Student loan consolidation combines several of your different debts and loans into only one fixed term, fixed rate loan. You only need to make only one monthly payment to service all your existing loans, complicated to your previous maintenance nightmare of having to allocate bits of pieces of your funds to different loans and remember their individual payment cutoff dates.

If you find that the total sum of the various loan payments you are servicing currently is breaking you down, you are also able to restructure all your study loans to form a single longer term repayment period such that you can get away with making lower repayments every month and minimize the risk of defaulting and further jeopardizing your credit score. With a better credit score, you will be able to request for lower interest rates on loans in future.

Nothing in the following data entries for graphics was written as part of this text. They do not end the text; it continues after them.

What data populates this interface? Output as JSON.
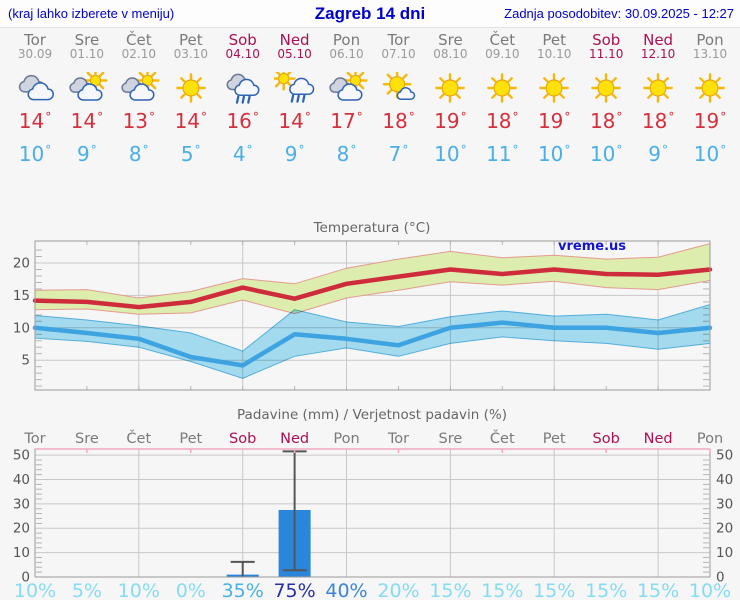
{
  "header": {
    "hint": "(kraj lahko izberete v meniju)",
    "title": "Zagreb 14 dni",
    "updated": "Zadnja posodobitev: 30.09.2025 - 12:27"
  },
  "colors": {
    "accent_blue": "#0000cc",
    "weekend": "#aa1152",
    "weekday": "#7a7a7a",
    "temp_max": "#d5303e",
    "temp_min": "#4aaee8",
    "tmax_line": "#ce2b3c",
    "tmax_band": "#dcedad",
    "tmax_band_edge": "#e59a8f",
    "tmin_line": "#3ea3e1",
    "tmin_band": "#a9e2f6",
    "tmin_band_edge": "#55b5e5",
    "bar_fill": "#2a86db",
    "whisker": "#555555",
    "grid": "#c8c8c8",
    "axis": "#999999",
    "axis_label": "#555555",
    "chart_title": "#666666",
    "precip_top_border": "#f2a9bf"
  },
  "days": [
    {
      "name": "Tor",
      "date": "30.09",
      "weekend": false,
      "icon": "cloudy",
      "tmax": "14",
      "tmin": "10"
    },
    {
      "name": "Sre",
      "date": "01.10",
      "weekend": false,
      "icon": "partly-sunny",
      "tmax": "14",
      "tmin": "9"
    },
    {
      "name": "Čet",
      "date": "02.10",
      "weekend": false,
      "icon": "partly-sunny",
      "tmax": "13",
      "tmin": "8"
    },
    {
      "name": "Pet",
      "date": "03.10",
      "weekend": false,
      "icon": "sunny",
      "tmax": "14",
      "tmin": "5"
    },
    {
      "name": "Sob",
      "date": "04.10",
      "weekend": true,
      "icon": "rain",
      "tmax": "16",
      "tmin": "4"
    },
    {
      "name": "Ned",
      "date": "05.10",
      "weekend": true,
      "icon": "sun-rain",
      "tmax": "14",
      "tmin": "9"
    },
    {
      "name": "Pon",
      "date": "06.10",
      "weekend": false,
      "icon": "partly-sunny",
      "tmax": "17",
      "tmin": "8"
    },
    {
      "name": "Tor",
      "date": "07.10",
      "weekend": false,
      "icon": "sun-small-cloud",
      "tmax": "18",
      "tmin": "7"
    },
    {
      "name": "Sre",
      "date": "08.10",
      "weekend": false,
      "icon": "sunny",
      "tmax": "19",
      "tmin": "10"
    },
    {
      "name": "Čet",
      "date": "09.10",
      "weekend": false,
      "icon": "sunny",
      "tmax": "18",
      "tmin": "11"
    },
    {
      "name": "Pet",
      "date": "10.10",
      "weekend": false,
      "icon": "sunny",
      "tmax": "19",
      "tmin": "10"
    },
    {
      "name": "Sob",
      "date": "11.10",
      "weekend": true,
      "icon": "sunny",
      "tmax": "18",
      "tmin": "10"
    },
    {
      "name": "Ned",
      "date": "12.10",
      "weekend": true,
      "icon": "sunny",
      "tmax": "18",
      "tmin": "9"
    },
    {
      "name": "Pon",
      "date": "13.10",
      "weekend": false,
      "icon": "sunny",
      "tmax": "19",
      "tmin": "10"
    }
  ],
  "chart_data": [
    {
      "type": "line",
      "title": "Temperatura (°C)",
      "watermark": "vreme.us",
      "categories": [
        "Tor 30.09",
        "Sre 01.10",
        "Čet 02.10",
        "Pet 03.10",
        "Sob 04.10",
        "Ned 05.10",
        "Pon 06.10",
        "Tor 07.10",
        "Sre 08.10",
        "Čet 09.10",
        "Pet 10.10",
        "Sob 11.10",
        "Ned 12.10",
        "Pon 13.10"
      ],
      "ylabel": "°C",
      "ylim": [
        0.4,
        23.4
      ],
      "yticks": [
        5,
        10,
        15,
        20
      ],
      "grid": true,
      "series": [
        {
          "name": "tmax",
          "values": [
            14.2,
            14.0,
            13.2,
            14.0,
            16.2,
            14.5,
            16.8,
            17.9,
            19.0,
            18.3,
            19.0,
            18.3,
            18.2,
            19.0
          ]
        },
        {
          "name": "tmax_band_upper",
          "values": [
            15.8,
            15.9,
            14.6,
            15.6,
            17.6,
            16.8,
            19.2,
            20.6,
            21.8,
            20.8,
            21.2,
            20.6,
            20.9,
            23.0
          ]
        },
        {
          "name": "tmax_band_lower",
          "values": [
            12.8,
            12.9,
            12.1,
            12.3,
            14.3,
            12.2,
            14.6,
            15.8,
            17.1,
            16.6,
            17.2,
            16.2,
            15.9,
            17.3
          ]
        },
        {
          "name": "tmin",
          "values": [
            10.0,
            9.2,
            8.3,
            5.5,
            4.2,
            9.0,
            8.3,
            7.3,
            10.0,
            10.8,
            10.0,
            10.0,
            9.2,
            10.0
          ]
        },
        {
          "name": "tmin_band_upper",
          "values": [
            11.9,
            11.2,
            10.3,
            9.2,
            6.4,
            12.8,
            10.9,
            10.2,
            11.7,
            12.6,
            11.8,
            12.1,
            11.2,
            13.6
          ]
        },
        {
          "name": "tmin_band_lower",
          "values": [
            8.4,
            7.9,
            7.0,
            4.8,
            2.2,
            5.6,
            6.9,
            5.6,
            7.6,
            8.6,
            8.0,
            7.6,
            6.7,
            7.6
          ]
        }
      ]
    },
    {
      "type": "bar",
      "title": "Padavine (mm) / Verjetnost padavin (%)",
      "categories": [
        "Tor",
        "Sre",
        "Čet",
        "Pet",
        "Sob",
        "Ned",
        "Pon",
        "Tor",
        "Sre",
        "Čet",
        "Pet",
        "Sob",
        "Ned",
        "Pon"
      ],
      "weekend_flags": [
        false,
        false,
        false,
        false,
        true,
        true,
        false,
        false,
        false,
        false,
        false,
        true,
        true,
        false
      ],
      "values": [
        0,
        0,
        0,
        0,
        1.0,
        27.5,
        0,
        0,
        0,
        0,
        0,
        0,
        0,
        0
      ],
      "whiskers": [
        null,
        null,
        null,
        null,
        {
          "min": 0,
          "max": 6.2
        },
        {
          "min": 2.8,
          "max": 51.5
        },
        null,
        null,
        null,
        null,
        null,
        null,
        null,
        null
      ],
      "probabilities": [
        "10%",
        "5%",
        "10%",
        "0%",
        "35%",
        "75%",
        "40%",
        "20%",
        "15%",
        "15%",
        "15%",
        "15%",
        "15%",
        "10%"
      ],
      "prob_colors": [
        "#85dcf2",
        "#85dcf2",
        "#85dcf2",
        "#85dcf2",
        "#47b1e8",
        "#2a2fa6",
        "#3c85d6",
        "#85dcf2",
        "#85dcf2",
        "#85dcf2",
        "#85dcf2",
        "#85dcf2",
        "#85dcf2",
        "#85dcf2"
      ],
      "ylim": [
        0,
        52.5
      ],
      "yticks": [
        0,
        10,
        20,
        30,
        40,
        50
      ],
      "grid": true
    }
  ]
}
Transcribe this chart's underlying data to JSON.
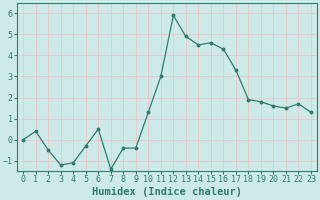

However, lower monthly payments means you will take a longer time to finish your loan and become debt free. If you chosen this option in order to have more funds to squander and party each month, do understand that you are only shortchanging yourself and letting your hard earned money go into handling the extra accured interest fees. It is usually best to repay all consolidated student loans as fast as possible to avoid the accured interest trap, work on credit restoration and improve your finanical standing.